Après la phase noire de la putréfaction, l'alchimiste qui a travaillé sa matière, assimilée au dragon espère voir naître la couleur blanche de l'albedo. Telle  Marguerite, la pure et la blanche perle, une nouvelle lumière source d'espérance naîtra de la noirceur .








Pour ceux d'ailleurs en qui subsisterait un petit doute, le peintre n' a pas manqué de matérialiser au sol un rond sombre qui n'est pas un trou car Marguerite pose les pieds dessus, mais le rappel de cette terre noire intimement liée au dragon et que l'on retrouve aussi aux pieds du Saint-Michel présent dans Notre-Dame de Marceille.

Ainsi, ce tableau à priori sans importance, se révèle-t-il d'une très grande richesse symbolique.





On peut alors en tenter la lecture suivante : 

La très sainte trinité (illustrée par les trois boules du fauteuil d'Anne - trois boules aussi présentes sur l'église de Rennes-Les-Bains et sur lesquels on a tant écrit !)  est le siège de toute sagesse, de toute création. 

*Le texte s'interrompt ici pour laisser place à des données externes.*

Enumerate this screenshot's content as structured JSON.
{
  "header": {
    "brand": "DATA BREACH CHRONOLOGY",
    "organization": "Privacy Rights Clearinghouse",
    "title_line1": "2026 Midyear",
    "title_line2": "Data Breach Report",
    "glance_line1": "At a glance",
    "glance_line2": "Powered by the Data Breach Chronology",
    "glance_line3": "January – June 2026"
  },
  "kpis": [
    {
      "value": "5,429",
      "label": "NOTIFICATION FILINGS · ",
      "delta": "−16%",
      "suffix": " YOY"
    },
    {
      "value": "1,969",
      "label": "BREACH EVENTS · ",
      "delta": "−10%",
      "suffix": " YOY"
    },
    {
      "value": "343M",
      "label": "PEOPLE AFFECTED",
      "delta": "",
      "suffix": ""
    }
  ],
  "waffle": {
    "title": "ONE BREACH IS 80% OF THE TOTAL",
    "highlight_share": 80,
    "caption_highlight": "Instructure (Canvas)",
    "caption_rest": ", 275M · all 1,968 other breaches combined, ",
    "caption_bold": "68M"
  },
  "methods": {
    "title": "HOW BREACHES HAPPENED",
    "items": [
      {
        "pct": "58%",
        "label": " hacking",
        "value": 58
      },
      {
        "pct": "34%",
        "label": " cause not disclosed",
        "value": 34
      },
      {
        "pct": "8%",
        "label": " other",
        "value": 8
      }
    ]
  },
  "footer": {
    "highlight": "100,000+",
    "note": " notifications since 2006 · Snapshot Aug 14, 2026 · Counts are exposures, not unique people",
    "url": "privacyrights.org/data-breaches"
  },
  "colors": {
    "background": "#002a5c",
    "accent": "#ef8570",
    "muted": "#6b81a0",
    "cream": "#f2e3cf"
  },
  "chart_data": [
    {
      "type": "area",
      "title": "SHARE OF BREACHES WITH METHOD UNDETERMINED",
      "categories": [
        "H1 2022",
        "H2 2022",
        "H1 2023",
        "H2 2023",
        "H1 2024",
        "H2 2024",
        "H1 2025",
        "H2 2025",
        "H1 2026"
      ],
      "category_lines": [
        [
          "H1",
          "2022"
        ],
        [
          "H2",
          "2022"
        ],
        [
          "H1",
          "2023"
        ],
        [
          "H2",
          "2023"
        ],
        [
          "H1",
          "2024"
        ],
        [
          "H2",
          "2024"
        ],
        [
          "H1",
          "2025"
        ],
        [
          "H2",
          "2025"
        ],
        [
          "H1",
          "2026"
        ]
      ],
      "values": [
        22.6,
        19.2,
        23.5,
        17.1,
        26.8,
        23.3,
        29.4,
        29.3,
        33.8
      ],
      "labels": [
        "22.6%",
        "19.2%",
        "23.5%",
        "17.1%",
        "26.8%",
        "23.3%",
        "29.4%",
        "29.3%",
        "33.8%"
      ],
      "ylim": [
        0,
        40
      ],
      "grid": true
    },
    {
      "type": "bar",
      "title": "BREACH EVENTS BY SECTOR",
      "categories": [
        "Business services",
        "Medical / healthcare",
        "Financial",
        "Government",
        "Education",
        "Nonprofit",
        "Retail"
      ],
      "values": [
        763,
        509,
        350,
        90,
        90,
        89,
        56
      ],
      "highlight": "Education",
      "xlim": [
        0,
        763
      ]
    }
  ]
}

En son ineffable mystère naît la source de toute vie. 

En elle, s'épanouit la Grâce (Anne-Hanna signifie grâce en hébreu) qui ne saurait rester stérile, par adjonction de l'Esprit seront engendrés Marie comme St Jean.
 
Par l'entremise de la Grâce s'éclaircira aussi ce qui fut caché, et les hommes liront à livre ouvert l'enseignement divin. 

L'étincelle divine connaîtra sa rédemption, vivifiée d'eau et d'esprit (St Jean), elle s'extraira de sa gangue de boue, triomphera du noir Dragon et entamera son chemin de lumière en retrouvant d'abord l'éclat de la perle.





Message de sagesse et de spiritualité, guide infiniment précieux pour celui qui savait le lire, ce tableau n'entrait-il pas dans un ensemble qui dès le XVIIème siècle gardait pieusement illustrées les arcanes secrètes de la mystérieuse science des humbles et admiratifs serviteurs de Dieu ?

Christian Attard




Notes et sources :

(
1) Jacques de Voragine, La Légende dorée, Traduction de J.-B. M. Roze, GF-Flammarion, Paris, 1967
(2) Mauri Rabani, Martyrologium, éd. John McCulloh, Corpus Christianorum Continuatio Mediaeualis, XLIV, Turnhout, Typographi Editores Pontificii, 1979, pages 67-68.